British detectives are still investigating Abu Hamza’s alleged links with other terrorist incidents including the July 7 London bombings.
It's a shame that British authorities thought him a harmless idiot for so long. From the same article:
Last night David Blunkett, the former Home Secretary, suggested that the police, MI5 and the CPS could have acted earlier to seize the cleric. He claimed that they rejected his warnings because they feared it would trigger a race crisis.

Writing in The Sun, Mr Blunkett said: “So much for those in the security services who told me when I was Home Secretary that I was exaggerating the threat and the closure of the Finsbury Park mosque where he preached his evil message would be a ‘massive overreaction’.

“There was a deep reluctance to act on the information coming out of Abu Hamza’s own mouth. And some in the police and security services did not want to believe how serious it all was.”
The question remains as to why action wasn't taken against Hamza sooner:
Last night David Blunkett, the former Home Secretary, suggested that the police, MI5 and the CPS could have acted earlier to seize the cleric. He claimed that they rejected his warnings because they feared it would trigger a race crisis.


Mr Blunkett is understood to have told the police, security chiefs and the CPS that they would have political backing if they raided the mosque and arrested Abu Hamza. The revelation that Britain had detailed evidence alleging Abu Hamza’s direct involvement in terrorist kidnapping and murder, but was prevented from using it, will reignite the debate on intercept evidence. The Times has also been told that Mr Blunkett argued strongly for such evidence to be used in serious cases but was again rebuffed by the security services.

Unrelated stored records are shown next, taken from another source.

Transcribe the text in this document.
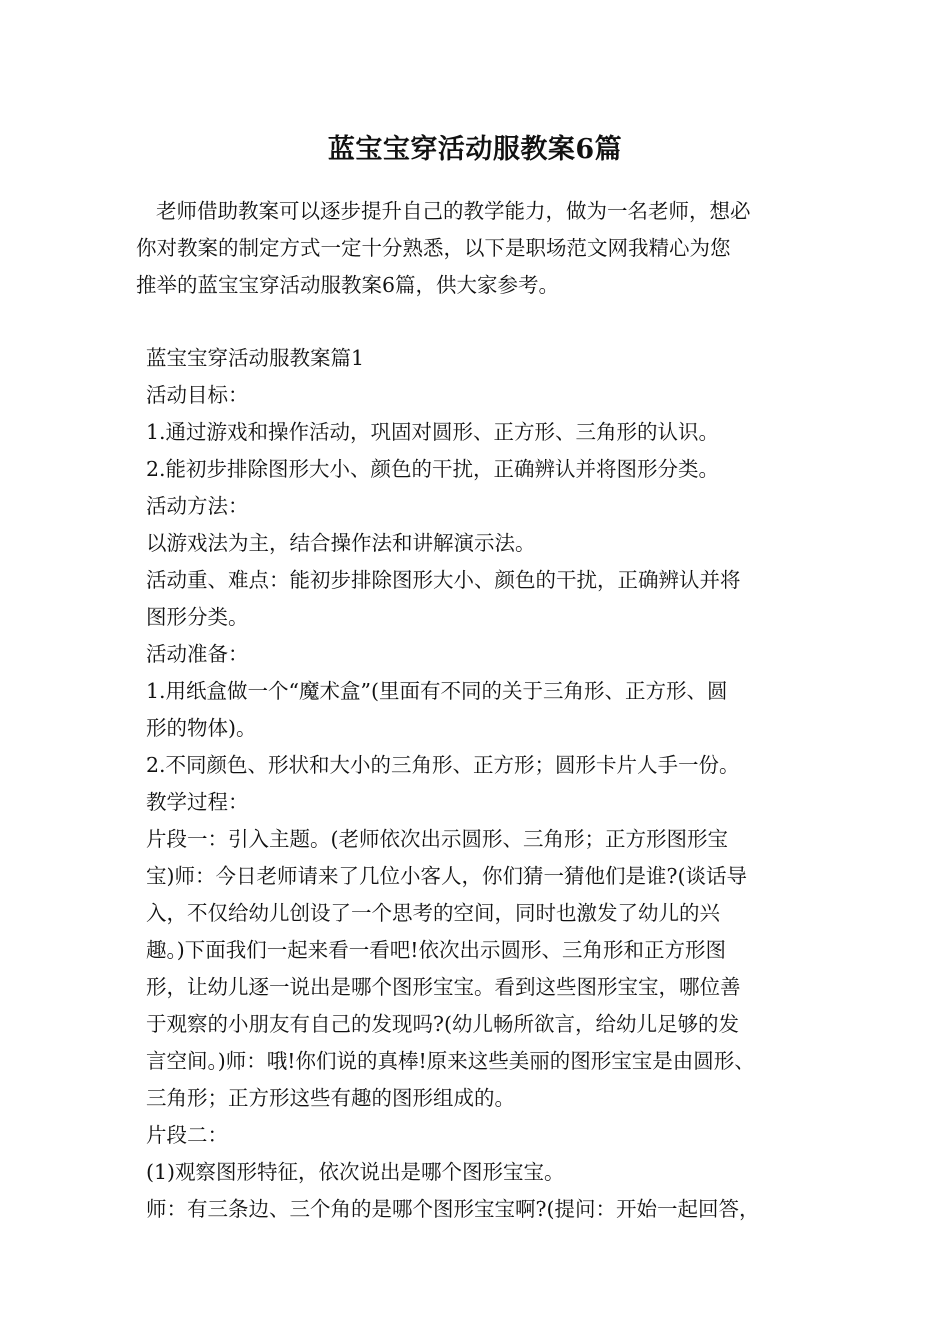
蓝宝宝穿活动服教案6篇
老师借助教案可以逐步提升自己的教学能力，做为一名老师，想必
你对教案的制定方式一定十分熟悉，以下是职场范文网我精心为您
推举的蓝宝宝穿活动服教案6篇，供大家参考。
蓝宝宝穿活动服教案篇1
活动目标：
1.通过游戏和操作活动，巩固对圆形、正方形、三角形的认识。
2.能初步排除图形大小、颜色的干扰，正确辨认并将图形分类。
活动方法：
以游戏法为主，结合操作法和讲解演示法。
活动重、难点：能初步排除图形大小、颜色的干扰，正确辨认并将
图形分类。
活动准备：
1.用纸盒做一个“魔术盒”(里面有不同的关于三角形、正方形、圆
形的物体)。
2.不同颜色、形状和大小的三角形、正方形；圆形卡片人手一份。
教学过程：
片段一：引入主题。(老师依次出示圆形、三角形；正方形图形宝
宝)师：今日老师请来了几位小客人，你们猜一猜他们是谁?(谈话导
入，不仅给幼儿创设了一个思考的空间，同时也激发了幼儿的兴
趣。)下面我们一起来看一看吧!依次出示圆形、三角形和正方形图
形，让幼儿逐一说出是哪个图形宝宝。看到这些图形宝宝，哪位善
于观察的小朋友有自己的发现吗?(幼儿畅所欲言，给幼儿足够的发
言空间。)师：哦!你们说的真棒!原来这些美丽的图形宝宝是由圆形、
三角形；正方形这些有趣的图形组成的。
片段二：
(1)观察图形特征，依次说出是哪个图形宝宝。
师：有三条边、三个角的是哪个图形宝宝啊?(提问：开始一起回答，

Michael Howard, the former Conservative Home Secretary, also told The Times last night that he backed the use of intercept evidence.

A senior counterterrorist source told The Times that the phone taps strongly suggested that Abu Hamza was “involved in operational terrorist activity”.

But when Britain tried to move against the cleric in the spring of 1999 the case had to be abandoned because the evidence was deemed “inadmissible”. The FBI stepped in and said that if Britain could not use the material, it would.
With what sounds like further damning evidence against him, I don't fancy his chances should he be extradited to the US.